Para o professor, o índice é um espelho coletivo do trabalho pedagógico. Ele não avalia nenhum educador individualmente, mas revela as condições de ensino, a qualidade da formação e o investimento feito em cada etapa da educação básica. Entender os resultados é o primeiro passo para usá-los a favor da sala de aula.
Resultados do IDEB 2025: o que avançou
Nos anos iniciais do ensino fundamental (1º ao 5º ano), o índice nacional saltou de 6,0 em 2023 para 6,3 em 2025 — superando a meta estabelecida de 6,0. É a primeira vez na série histórica, iniciada em 2005, que essa etapa atinge e supera o objetivo projetado.
Nos anos finais (6º ao 9º ano), o IDEB subiu de 5,0 para 5,3, mas ainda não alcançou a meta de 5,5. No ensino médio, o índice cresceu de 4,3 para 4,5, distante ainda da meta projetada de 5,2 para esta etapa.
Segundo o INEP, este é o maior avanço acumulado desde o início da série histórica. Todas as três etapas atingiram em 2025 o melhor resultado de toda a sua história de avaliação.
Como foi o desempenho nas escolas públicas
Quando a análise se restringe à rede pública, a evolução também é expressiva:
- Anos iniciais: de 5,7 (2023) para 6,1 (2025)
- Anos finais: de 4,7 para 5,0
- Ensino médio: de 4,1 para 4,3
No desempenho por disciplina, os alunos do 5º ano avançaram em Língua Portuguesa de 207,6 para 215,1 pontos na escala do Saeb, e em Matemática de 218,3 para 227,4 pontos. Os ganhos indicam melhora real na aprendizagem, segundo o INEP.
Entre os estados, os destaques nos anos iniciais foram Paraná (6,9), Ceará (6,8) e a tríade formada por Espírito Santo, Minas Gerais e Goiás (cada um com 6,4). Dos 27 estados e o DF, 18 — equivalente a dois terços do país — superaram a meta nacional de 6,0 nos anos iniciais.
Onde ainda há desafios: ensino médio e anos finais
O ensino médio segue como o grande ponto de atenção. Nenhum estado brasileiro atingiu a meta de 5,2 em 2025. Nos anos finais, apenas cinco estados chegaram à meta de 5,5: Ceará, Goiás, Minas Gerais, Paraná e São Paulo.
Especialistas apontam que os resultados do ensino médio ainda refletem os impactos da pandemia de COVID-19, o processo de transição do Novo Ensino Médio e a alta rotatividade de professores nessa etapa. São desafios que exigem atenção das redes de ensino e continuidade nas políticas de formação docente.
O que muda na prática para o professor
Os dados do IDEB 2025 podem — e devem — ser usados como ferramenta de planejamento pedagógico.
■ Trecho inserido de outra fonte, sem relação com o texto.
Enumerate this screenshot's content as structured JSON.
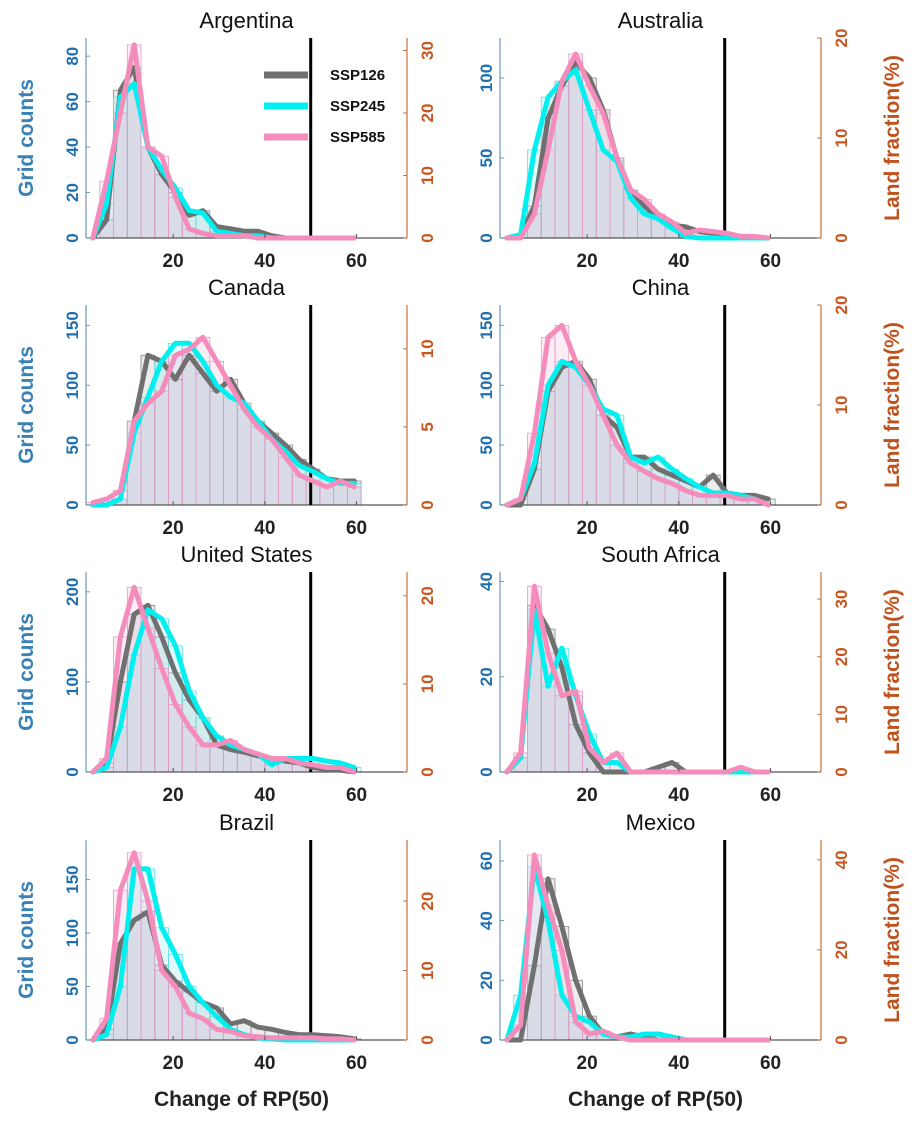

Professores e gestores têm acesso aos resultados por escola, o que permite identificar em quais séries e disciplinas os alunos estão com maior dificuldade e ajustar as estratégias de ensino, os materiais e as ações de reforço.
Além disso, redes com bom desempenho no IDEB costumam ter mais acesso a programas e recursos do governo federal — o que pode se refletir em investimento em formação continuada, infraestrutura e material didático. Redes com índices abaixo da meta recebem atenção prioritária do MEC e dos estados, com planos de melhoria que envolvem diretamente os professores.
Para consultar o IDEB da sua escola, acesse o portal do INEP, disponível gratuitamente para todas as unidades escolares avaliadas no país. Os dados estão organizados por município, rede e nome da escola.